Com esse fim, a BChem desenvolveu uma usina móvel de biodiesel, que possui a capacidade de produzir até 30 mil litros de combustível por mês. “No Brasil, milhares de litros de óleo vegetal são utilizados toda semana na fritura de alimentos, gerando enormes quantidades de óleo residual. Nós vimos nisso a necessidade de desenvolver uma tecnologia sustentável que utilizasse essa matéria-prima poluente e de baixo valor agregado para criar um combustível mais limpo e acessível”, afirma Alex Brasil, sócio-fundador da BChem.
O biodiesel produzido pela empresa é certificado pela Agência Nacional de Petróleo e, de acordo com o fundador da startup, o combustível é 80% menos poluente que o diesel comum e tem poder lubrificante maior.
Atualmente a empresa desenvolve diversos projetos com algumas organizações de grande porte que investem na sua ideia, como a Fiat e a Gerdau.
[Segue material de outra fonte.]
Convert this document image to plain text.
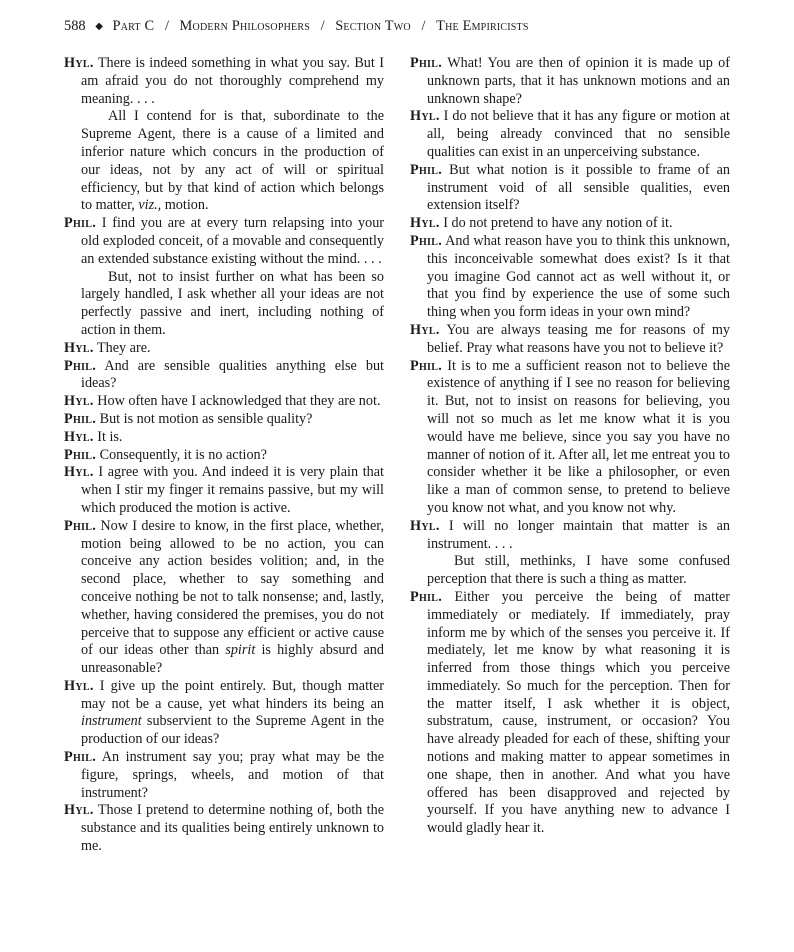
588 ◆ Part C / Modern Philosophers / Section Two / The Empiricists

Hyl. There is indeed something in what you say. But I am afraid you do not thoroughly comprehend my meaning. . . .

All I contend for is that, subordinate to the Supreme Agent, there is a cause of a limited and inferior nature which concurs in the production of our ideas, not by any act of will or spiritual efficiency, but by that kind of action which belongs to matter, viz., motion.

Phil. I find you are at every turn relapsing into your old exploded conceit, of a movable and consequently an extended substance existing without the mind. . . .

But, not to insist further on what has been so largely handled, I ask whether all your ideas are not perfectly passive and inert, including nothing of action in them.

Hyl. They are.

Phil. And are sensible qualities anything else but ideas?

Hyl. How often have I acknowledged that they are not.

Phil. But is not motion as sensible quality?

Hyl. It is.

Phil. Consequently, it is no action?

Hyl. I agree with you. And indeed it is very plain that when I stir my finger it remains passive, but my will which produced the motion is active.

Phil. Now I desire to know, in the first place, whether, motion being allowed to be no action, you can conceive any action besides volition; and, in the second place, whether to say something and conceive nothing be not to talk nonsense; and, lastly, whether, having considered the premises, you do not perceive that to suppose any efficient or active cause of our ideas other than spirit is highly absurd and unreasonable?

Hyl. I give up the point entirely. But, though matter may not be a cause, yet what hinders its being an instrument subservient to the Supreme Agent in the production of our ideas?

Phil. An instrument say you; pray what may be the figure, springs, wheels, and motion of that instrument?

Hyl. Those I pretend to determine nothing of, both the substance and its qualities being entirely unknown to me.

Phil. What! You are then of opinion it is made up of unknown parts, that it has unknown motions and an unknown shape?

Hyl. I do not believe that it has any figure or motion at all, being already convinced that no sensible qualities can exist in an unperceiving substance.

Phil. But what notion is it possible to frame of an instrument void of all sensible qualities, even extension itself?

Hyl. I do not pretend to have any notion of it.

Phil. And what reason have you to think this unknown, this inconceivable somewhat does exist? Is it that you imagine God cannot act as well without it, or that you find by experience the use of some such thing when you form ideas in your own mind?

Hyl. You are always teasing me for reasons of my belief. Pray what reasons have you not to believe it?

Phil. It is to me a sufficient reason not to believe the existence of anything if I see no reason for believing it. But, not to insist on reasons for believing, you will not so much as let me know what it is you would have me believe, since you say you have no manner of notion of it. After all, let me entreat you to consider whether it be like a philosopher, or even like a man of common sense, to pretend to believe you know not what, and you know not why.

Hyl. I will no longer maintain that matter is an instrument. . . .

But still, methinks, I have some confused perception that there is such a thing as matter.

Phil. Either you perceive the being of matter immediately or mediately. If immediately, pray inform me by which of the senses you perceive it. If mediately, let me know by what reasoning it is inferred from those things which you perceive immediately. So much for the perception. Then for the matter itself, I ask whether it is object, substratum, cause, instrument, or occasion? You have already pleaded for each of these, shifting your notions and making matter to appear sometimes in one shape, then in another. And what you have offered has been disapproved and rejected by yourself. If you have anything new to advance I would gladly hear it.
Em 2018, por exemplo, a Gerdau anunciou o lançamento do programa Bionergia Social em parceria com a BChem, cujo objetivo é conscientizar a população sobre o descarte incorreto do óleo, gerar empregos e produzir grandes quantidades de energia renovável com o biodiesel para a sua utilização nos processos industriais.
“A logística é o nosso maior desafio. A gente precisa de volumes muito grandes de matéria-prima, e esse óleo residual está espalhado por todo o País”, ponderou Alex Brasil. “O nosso objetivo é ampliar o número de unidades de usinas móveis para atingir um maior número de pessoas e continuar causando um impacto positivo no ambiente.”
O CEO da ZEG Ambiental, André Tchernobilsky, acredita que parte da solução para o problema dos resíduos urbanos se encontra no trabalho com os municípios para a realização de projetos mais baratos e eficientes, que consigam processar o lixo em diversas etapas, proporcionando uma economia circular às comunidades.
“O Brasil é um grande conglomerado de pequenos municípios, por isso, a realidade econômica de um aterro sanitário adequado, com uma correta captação de metano, por exemplo, está fora de alcance para a maioria”, diz ele.
Na ZEG Ambiental, o foco do negócio são eco-parques de processamento de lixo, para recuperar resíduos recicláveis e transformar os rejeitos não recicláveis — que podem conter tanto rejeitos alimentares quanto plásticos, tecidos e borrachas — em biogás, que subsequentemente é vendido para empresas de diversos setores.
Fundada em 2012, a cleantech possui um capital total investido de R$ 40 milhões até o momento e espera receber até o final de 2022 mais um aporte de R$ 10 milhões do Grupo Capitale.
Após anos de pesquisas e aprovação ambiental, a empresa saiu de uma fase final de validação de tecnologia em 2020 para a construção de duas plantas de processamento de resíduos em 2022, em Juiz de Fora e em Uberaba. Neste ano, além de trabalhar na implementação dessas duas plantas, a empresa encontra-se desenvolvendo mais cinco projetos ao redor do Brasil.